The first benchmark will be to reduce emissions by 10 percent in 2012 to equal 2005 levels, Skrabak said.

“I think the city government is getting close to the 2012 target, but on a community-wide basis, we don’t think we are there yet,” he said, adding that the city is using federal grant money to educate residents and business owners.

The city also has planned $6.5 million to address flooding along the waterfront and is working on several public transit initiatives. Projects such as another emissions inventory and flood controls would continue to go before the council for budget approval, Skrabak said.

The Arlington County Board is expected to pass its Community Energy Plan on Tuesday night.
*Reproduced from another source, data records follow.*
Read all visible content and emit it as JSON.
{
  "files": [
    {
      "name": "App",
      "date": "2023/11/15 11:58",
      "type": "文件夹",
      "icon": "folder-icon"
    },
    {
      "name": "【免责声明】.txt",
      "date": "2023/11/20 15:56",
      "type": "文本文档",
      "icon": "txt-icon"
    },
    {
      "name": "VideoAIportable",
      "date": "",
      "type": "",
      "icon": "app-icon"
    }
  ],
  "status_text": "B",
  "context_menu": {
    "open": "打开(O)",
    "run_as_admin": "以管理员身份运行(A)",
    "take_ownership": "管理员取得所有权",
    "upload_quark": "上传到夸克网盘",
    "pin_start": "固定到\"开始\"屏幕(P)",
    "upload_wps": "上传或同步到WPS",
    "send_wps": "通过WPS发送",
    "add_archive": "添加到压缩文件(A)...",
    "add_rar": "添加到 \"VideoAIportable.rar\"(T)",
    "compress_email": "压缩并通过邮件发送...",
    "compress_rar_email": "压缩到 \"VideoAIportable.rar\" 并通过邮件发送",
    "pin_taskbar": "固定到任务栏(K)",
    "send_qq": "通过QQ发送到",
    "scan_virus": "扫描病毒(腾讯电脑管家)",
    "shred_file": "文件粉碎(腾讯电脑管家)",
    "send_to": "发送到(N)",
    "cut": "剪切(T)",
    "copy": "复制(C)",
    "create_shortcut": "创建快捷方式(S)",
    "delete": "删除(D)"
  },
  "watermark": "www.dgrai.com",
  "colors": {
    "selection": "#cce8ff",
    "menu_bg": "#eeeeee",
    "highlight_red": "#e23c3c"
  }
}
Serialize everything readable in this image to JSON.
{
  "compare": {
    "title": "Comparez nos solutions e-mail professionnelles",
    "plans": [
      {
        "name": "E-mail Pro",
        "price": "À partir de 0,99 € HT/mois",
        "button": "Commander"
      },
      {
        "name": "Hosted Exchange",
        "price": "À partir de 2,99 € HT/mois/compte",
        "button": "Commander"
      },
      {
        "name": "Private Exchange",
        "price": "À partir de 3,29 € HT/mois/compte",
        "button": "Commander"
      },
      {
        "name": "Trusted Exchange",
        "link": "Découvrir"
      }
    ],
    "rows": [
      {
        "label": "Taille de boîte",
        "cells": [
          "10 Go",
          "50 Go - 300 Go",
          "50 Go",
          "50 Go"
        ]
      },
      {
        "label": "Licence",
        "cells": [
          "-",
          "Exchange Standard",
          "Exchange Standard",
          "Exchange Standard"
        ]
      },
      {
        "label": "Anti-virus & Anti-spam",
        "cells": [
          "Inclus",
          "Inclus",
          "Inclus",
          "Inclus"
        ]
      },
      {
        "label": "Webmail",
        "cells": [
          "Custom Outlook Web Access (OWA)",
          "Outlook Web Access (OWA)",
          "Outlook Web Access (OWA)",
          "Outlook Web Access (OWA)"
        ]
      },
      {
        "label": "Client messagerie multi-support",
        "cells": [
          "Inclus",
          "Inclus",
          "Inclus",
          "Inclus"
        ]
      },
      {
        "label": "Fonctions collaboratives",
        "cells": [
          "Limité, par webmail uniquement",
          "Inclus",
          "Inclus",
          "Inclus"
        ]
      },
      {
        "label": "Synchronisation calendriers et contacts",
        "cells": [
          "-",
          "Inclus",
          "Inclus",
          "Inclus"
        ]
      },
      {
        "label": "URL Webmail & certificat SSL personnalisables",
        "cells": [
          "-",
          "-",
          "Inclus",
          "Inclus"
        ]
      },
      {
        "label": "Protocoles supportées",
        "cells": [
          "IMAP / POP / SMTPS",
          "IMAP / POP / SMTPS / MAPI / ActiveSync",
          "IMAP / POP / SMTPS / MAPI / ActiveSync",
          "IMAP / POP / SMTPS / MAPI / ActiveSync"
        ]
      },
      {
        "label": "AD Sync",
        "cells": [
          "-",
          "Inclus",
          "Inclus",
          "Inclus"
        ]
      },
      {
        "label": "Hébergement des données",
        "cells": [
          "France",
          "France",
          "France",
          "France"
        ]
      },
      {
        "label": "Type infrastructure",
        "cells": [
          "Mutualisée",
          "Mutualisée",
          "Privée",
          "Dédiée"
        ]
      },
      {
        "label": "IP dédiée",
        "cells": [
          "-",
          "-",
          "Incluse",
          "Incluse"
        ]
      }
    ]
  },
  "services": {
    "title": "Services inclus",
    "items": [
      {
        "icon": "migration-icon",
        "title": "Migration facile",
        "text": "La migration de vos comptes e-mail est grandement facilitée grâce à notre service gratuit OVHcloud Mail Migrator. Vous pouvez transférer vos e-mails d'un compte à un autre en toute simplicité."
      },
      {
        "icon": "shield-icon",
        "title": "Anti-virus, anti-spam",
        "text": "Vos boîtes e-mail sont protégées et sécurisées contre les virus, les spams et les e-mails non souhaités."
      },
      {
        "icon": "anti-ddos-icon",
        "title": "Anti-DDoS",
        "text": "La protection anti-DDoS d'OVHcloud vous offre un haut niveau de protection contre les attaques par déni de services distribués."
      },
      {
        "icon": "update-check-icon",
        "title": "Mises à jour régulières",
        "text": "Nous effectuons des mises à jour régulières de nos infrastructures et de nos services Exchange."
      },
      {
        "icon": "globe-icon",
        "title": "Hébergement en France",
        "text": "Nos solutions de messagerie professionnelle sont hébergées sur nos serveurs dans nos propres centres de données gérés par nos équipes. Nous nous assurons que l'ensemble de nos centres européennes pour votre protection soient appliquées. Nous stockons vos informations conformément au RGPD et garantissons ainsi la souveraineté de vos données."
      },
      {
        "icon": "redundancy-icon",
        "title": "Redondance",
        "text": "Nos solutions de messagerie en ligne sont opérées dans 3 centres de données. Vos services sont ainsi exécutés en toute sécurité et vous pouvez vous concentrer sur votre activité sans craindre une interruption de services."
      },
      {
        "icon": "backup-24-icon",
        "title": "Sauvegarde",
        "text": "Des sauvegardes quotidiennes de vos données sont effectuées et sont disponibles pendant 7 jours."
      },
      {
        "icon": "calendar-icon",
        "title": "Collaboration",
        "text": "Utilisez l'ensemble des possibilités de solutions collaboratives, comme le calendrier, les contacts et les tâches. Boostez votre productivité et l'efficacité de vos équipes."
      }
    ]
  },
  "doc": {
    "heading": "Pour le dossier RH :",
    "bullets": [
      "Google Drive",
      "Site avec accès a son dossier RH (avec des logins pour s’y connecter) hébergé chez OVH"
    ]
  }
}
That plan aims to reduce greenhouse gas emissions by about 70 percent by 2050.

“It is the next chapter in Arlington’s sustainability story,” said Jay Fisette (D), an Arlington County Board member who led a task force to develop the energy plan. “We started this story 40 years ago with the advent of Metro . . . We’ve been . . . refining it for 30 years.”

Following the vote, County Manager Barbara Donnellan, her staff and a task force will use the plan as a framework to develop an implementation process over the next 18 months.

Commercial and residential buildings and traffic also made up most of Arlington’s 2.73 million metric tons of greenhouse gas emissions in 2007. That is the year Arlington will use as its baseline. The county totaled 13.4 metric tons of carbon dioxide equivalents per capita in 2007. The goal is to reach at least 3 metric tons per person by 2050 using a combination of energy efficiencies, solar power and a network of localized energy generation called district energy, Fisette said.